Europa impulsa el proteccionismo con la ley 'Made in Europe'
La Unión Europea ha presentado recientemente el proyecto de ley conocido como la Ley de Aceleración Industrial (IAA, por sus siglas en inglés), con la ambición de que la industria represente un 20% del PIB comunitario para 2035, frente al actual 14%. Este objetivo busca recuperar el protagonismo industrial europeo que se tenía a principios de los años 90.
Estrategias para fortalecer la producción europea
Para alcanzar estos objetivos, la propuesta incorpora medidas inspiradas en el modelo chino, como la obligación de un contenido mínimo local en los productos y la creación de empresas conjuntas (joint ventures) donde el socio extranjero no pueda superar el 49% de participación.
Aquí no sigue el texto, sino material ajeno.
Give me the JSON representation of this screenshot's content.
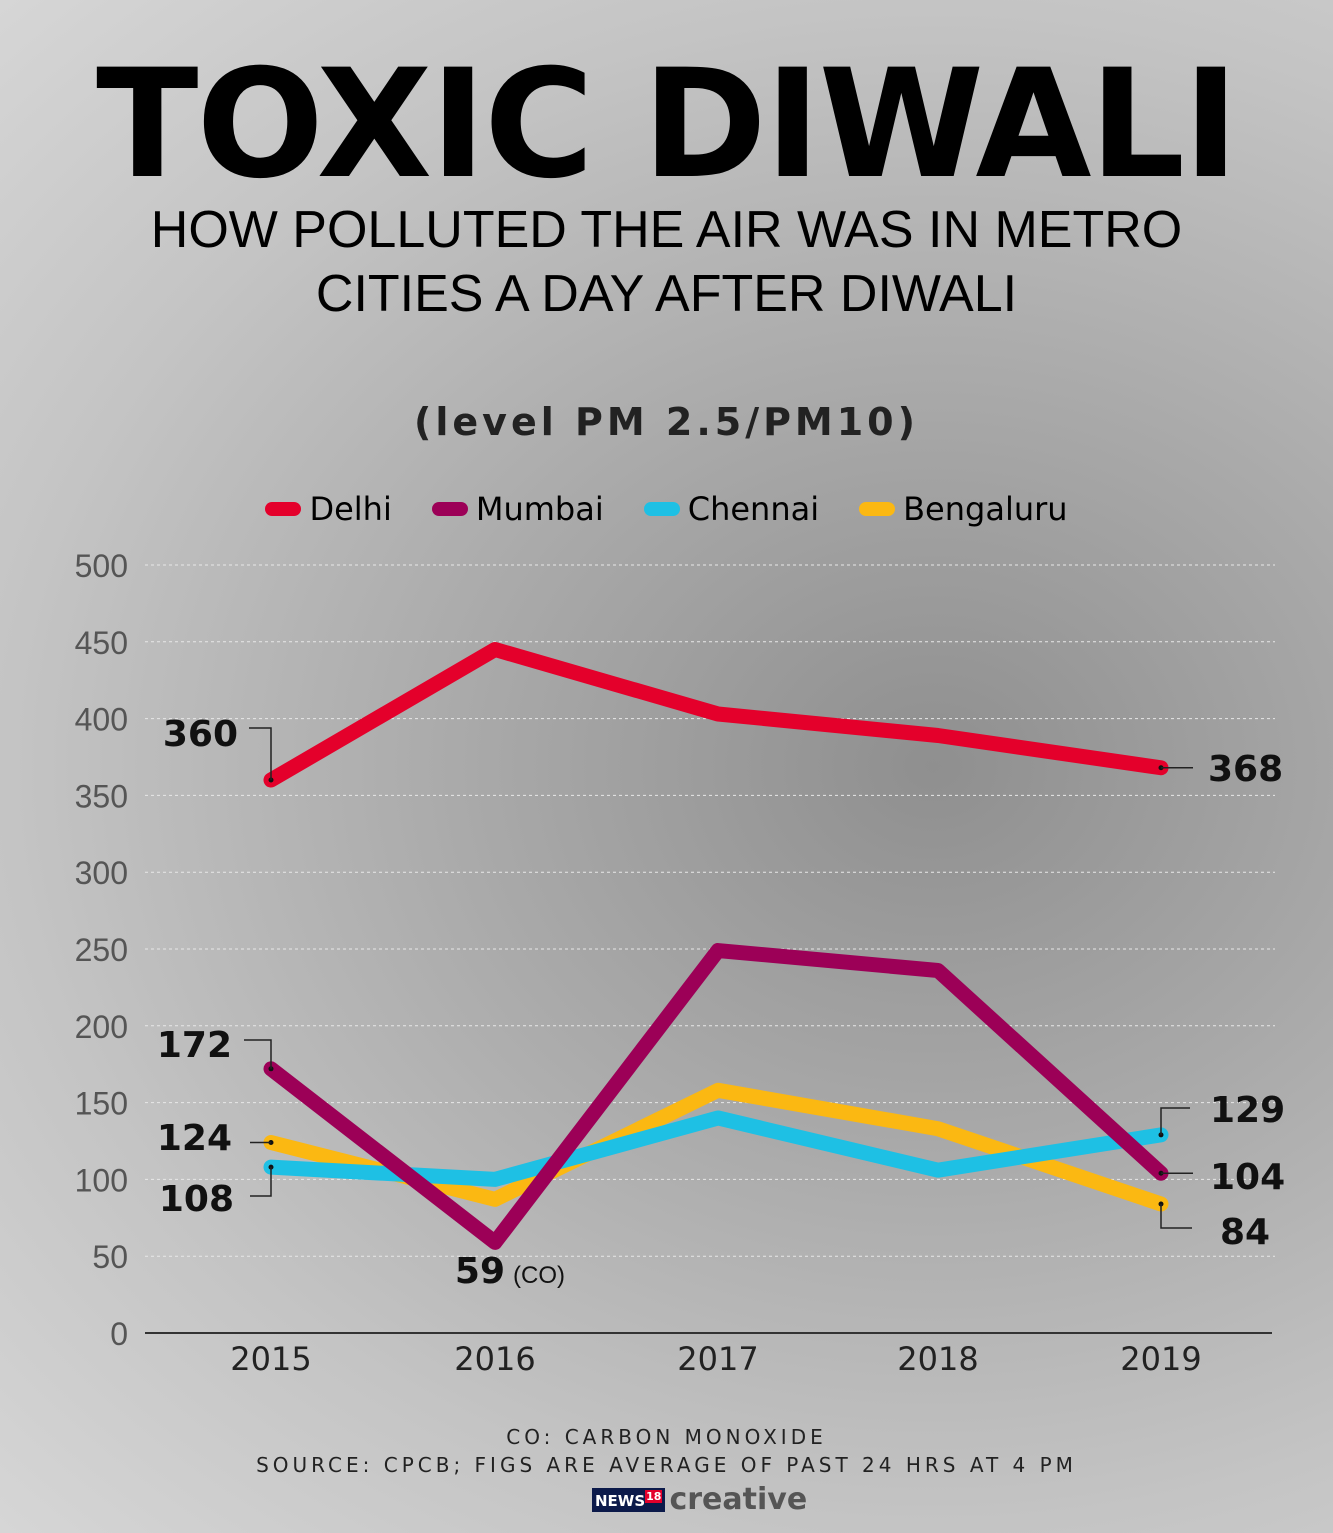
{
  "header": {
    "title": "TOXIC DIWALI",
    "subtitle": "HOW POLLUTED THE AIR WAS IN METRO CITIES A DAY AFTER DIWALI"
  },
  "chart_data": {
    "type": "line",
    "title": "(level PM 2.5/PM10)",
    "categories": [
      "2015",
      "2016",
      "2017",
      "2018",
      "2019"
    ],
    "ylim": [
      0,
      500
    ],
    "yticks": [
      0,
      50,
      100,
      150,
      200,
      250,
      300,
      350,
      400,
      450,
      500
    ],
    "grid": true,
    "legend_placement": "top",
    "series": [
      {
        "name": "Delhi",
        "color": "#e4002b",
        "values": [
          360,
          445,
          403,
          389,
          368
        ]
      },
      {
        "name": "Mumbai",
        "color": "#9c0057",
        "values": [
          172,
          59,
          249,
          236,
          104
        ]
      },
      {
        "name": "Chennai",
        "color": "#1ec0e4",
        "values": [
          108,
          100,
          140,
          106,
          129
        ]
      },
      {
        "name": "Bengaluru",
        "color": "#fbb812",
        "values": [
          124,
          87,
          158,
          133,
          84
        ]
      }
    ],
    "data_labels": [
      {
        "series": "Delhi",
        "x": "2015",
        "text": "360"
      },
      {
        "series": "Delhi",
        "x": "2019",
        "text": "368"
      },
      {
        "series": "Mumbai",
        "x": "2015",
        "text": "172"
      },
      {
        "series": "Mumbai",
        "x": "2016",
        "text": "59",
        "note": "(CO)"
      },
      {
        "series": "Mumbai",
        "x": "2019",
        "text": "104"
      },
      {
        "series": "Chennai",
        "x": "2015",
        "text": "108"
      },
      {
        "series": "Chennai",
        "x": "2019",
        "text": "129"
      },
      {
        "series": "Bengaluru",
        "x": "2015",
        "text": "124"
      },
      {
        "series": "Bengaluru",
        "x": "2019",
        "text": "84"
      }
    ]
  },
  "footer": {
    "note": "CO: CARBON MONOXIDE",
    "source": "SOURCE: CPCB; FIGS ARE AVERAGE OF PAST 24 HRS AT 4 PM"
  },
  "logo": {
    "news": "NEWS",
    "number": "18",
    "brand": "creative"
  }
}
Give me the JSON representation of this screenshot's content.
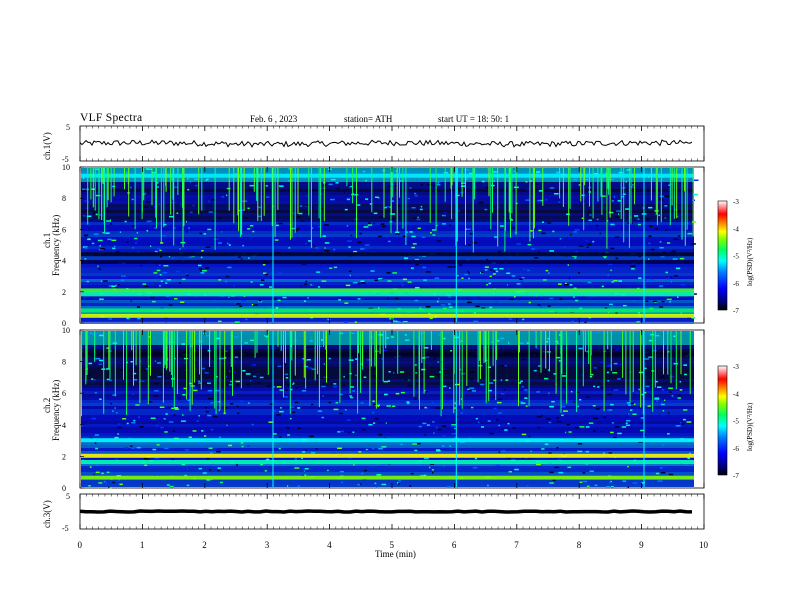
{
  "header": {
    "title": "VLF  Spectra",
    "date": "Feb. 6  , 2023",
    "station": "station= ATH",
    "start_ut": "start  UT  =    18: 50: 1"
  },
  "colors": {
    "spectrogram_base": "#0a1a7a",
    "waveform": "#000000",
    "colorbar": [
      "#000000",
      "#00007f",
      "#0000ff",
      "#0080ff",
      "#00ffff",
      "#00ff80",
      "#80ff00",
      "#ffff00",
      "#ff8000",
      "#ff0000",
      "#ffffff"
    ]
  },
  "chart_data": [
    {
      "type": "line",
      "name": "channel-1-waveform",
      "ylabel": "ch.1(V)",
      "ylim": [
        -5,
        5
      ],
      "yticks": [
        "5",
        "-5"
      ],
      "xlim": [
        0,
        10
      ],
      "description_values": {
        "baseline_V": 0.0,
        "noise_amplitude_V": 0.8
      }
    },
    {
      "type": "heatmap",
      "name": "channel-1-spectrogram",
      "ylabel": "ch.1\nFrequency  (kHz)",
      "ylim": [
        0,
        10
      ],
      "yticks": [
        "0",
        "2",
        "4",
        "6",
        "8",
        "10"
      ],
      "xlim": [
        0,
        9.8
      ],
      "colorbar": {
        "label": "log(PSD)(V²/Hz)",
        "range": [
          -7,
          -3
        ],
        "ticks": [
          "-3",
          "-4",
          "-5",
          "-6",
          "-7"
        ]
      },
      "bands_kHz": [
        {
          "f": 2.05,
          "level": -4.6
        },
        {
          "f": 1.8,
          "level": -5.0
        },
        {
          "f": 0.75,
          "level": -4.8
        },
        {
          "f": 0.4,
          "level": -4.2
        },
        {
          "f": 4.4,
          "level": -6.9
        },
        {
          "f": 3.9,
          "level": -6.8
        },
        {
          "f": 9.5,
          "level": -5.3
        }
      ]
    },
    {
      "type": "heatmap",
      "name": "channel-2-spectrogram",
      "ylabel": "ch.2\nFrequency  (kHz)",
      "ylim": [
        0,
        10
      ],
      "yticks": [
        "0",
        "2",
        "4",
        "6",
        "8",
        "10"
      ],
      "xlim": [
        0,
        9.8
      ],
      "colorbar": {
        "label": "log(PSD)(V²/Hz)",
        "range": [
          -7,
          -3
        ],
        "ticks": [
          "-3",
          "-4",
          "-5",
          "-6",
          "-7"
        ]
      },
      "bands_kHz": [
        {
          "f": 2.0,
          "level": -4.1
        },
        {
          "f": 1.6,
          "level": -5.0
        },
        {
          "f": 0.6,
          "level": -4.4
        },
        {
          "f": 3.0,
          "level": -5.2
        },
        {
          "f": 8.5,
          "level": -6.9
        }
      ]
    },
    {
      "type": "line",
      "name": "channel-3-waveform",
      "ylabel": "ch.3(V)",
      "ylim": [
        -5,
        5
      ],
      "yticks": [
        "5",
        "-5"
      ],
      "xlim": [
        0,
        10
      ],
      "description_values": {
        "baseline_V": 0.0,
        "noise_amplitude_V": 0.15
      }
    }
  ],
  "x_axis": {
    "label": "Time  (min)",
    "ticks": [
      "0",
      "1",
      "2",
      "3",
      "4",
      "5",
      "6",
      "7",
      "8",
      "9",
      "10"
    ]
  }
}
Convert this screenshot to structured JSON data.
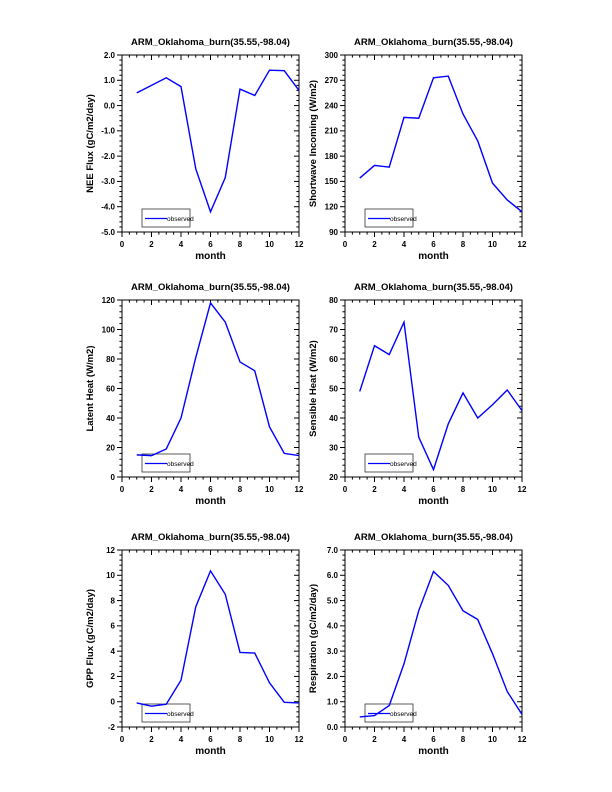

Estas normas pretenden emular la política que China utilizó durante cuatro décadas para impulsar su desarrollo industrial.
Condiciones para el sector automotriz
En el ámbito del automóvil, la ley estipula que los vehículos eléctricos deben incluir al menos un 70% de componentes fabricados dentro de la Unión Europea, excluyendo las celdas de las baterías, para poder optar a subvenciones públicas. Del mismo modo, los proyectos estratégicos deberán asegurar que al menos el 50% del valor añadido se produzca en Europa o mediante mano de obra local, con la finalidad de evitar que empresas extranjeras ensamblen productos con componentes importados y mínimo empleo europeo.
Requisitos para inversiones extranjeras
Las inversiones superiores a 100 millones de euros procedentes de países que representan más del 40% de la producción mundial —principalmente China— deberán realizarse mediante joint ventures, con condiciones claras: la participación extranjera se limitará al 49% y al menos la mitad del equipo de trabajo debe estar compuesto por empleados europeos. Esto busca garantizar una mayor soberanía industrial y tecnológica en el continente.
Socios preferentes y debates pendientes
Aunque el texto contempla incluir a países no miembros de la UE como socios privilegiados —como Reino Unido, Japón, Canadá y Estados Unidos—, existe controversia, especialmente en países como Francia, que prefieren limitar estos beneficios a los miembros de la Unión. Bruselas advierte que estos países deberán demostrar apertura recíproca en sus mercados para mantener su estatus preferente, ya que la falta de reciprocidad podría revocar dichas ventajas.
Retos y evolución futura del texto
El proyecto sigue en discusión en el Parlamento Europeo y ante los gobiernos nacionales, por lo que podría experimentar modificaciones antes de su aprobación final. Entre los temas más sensibles están la definición de qué constituye producción europea real y la inclusión de socios extra-UE.
Importancia estratégica para Europa
Esta legislación pretende responder a la creciente dependencia europea de proveedores externos, especialmente China, en sectores clave como tecnologías limpias, producción de baterías, acero y cemento. La iniciativa representa un paso hacia la recuperación de la autonomía industrial y la protección del tejido productivo frente a la competencia global.
Con esta ley, Europa aplica un enfoque proteccionista similar al que China ha utilizado para impulsar su industria, con la intención de fortalecer su posición y evitar la deslocalización tecnológica y económica en los próximos años.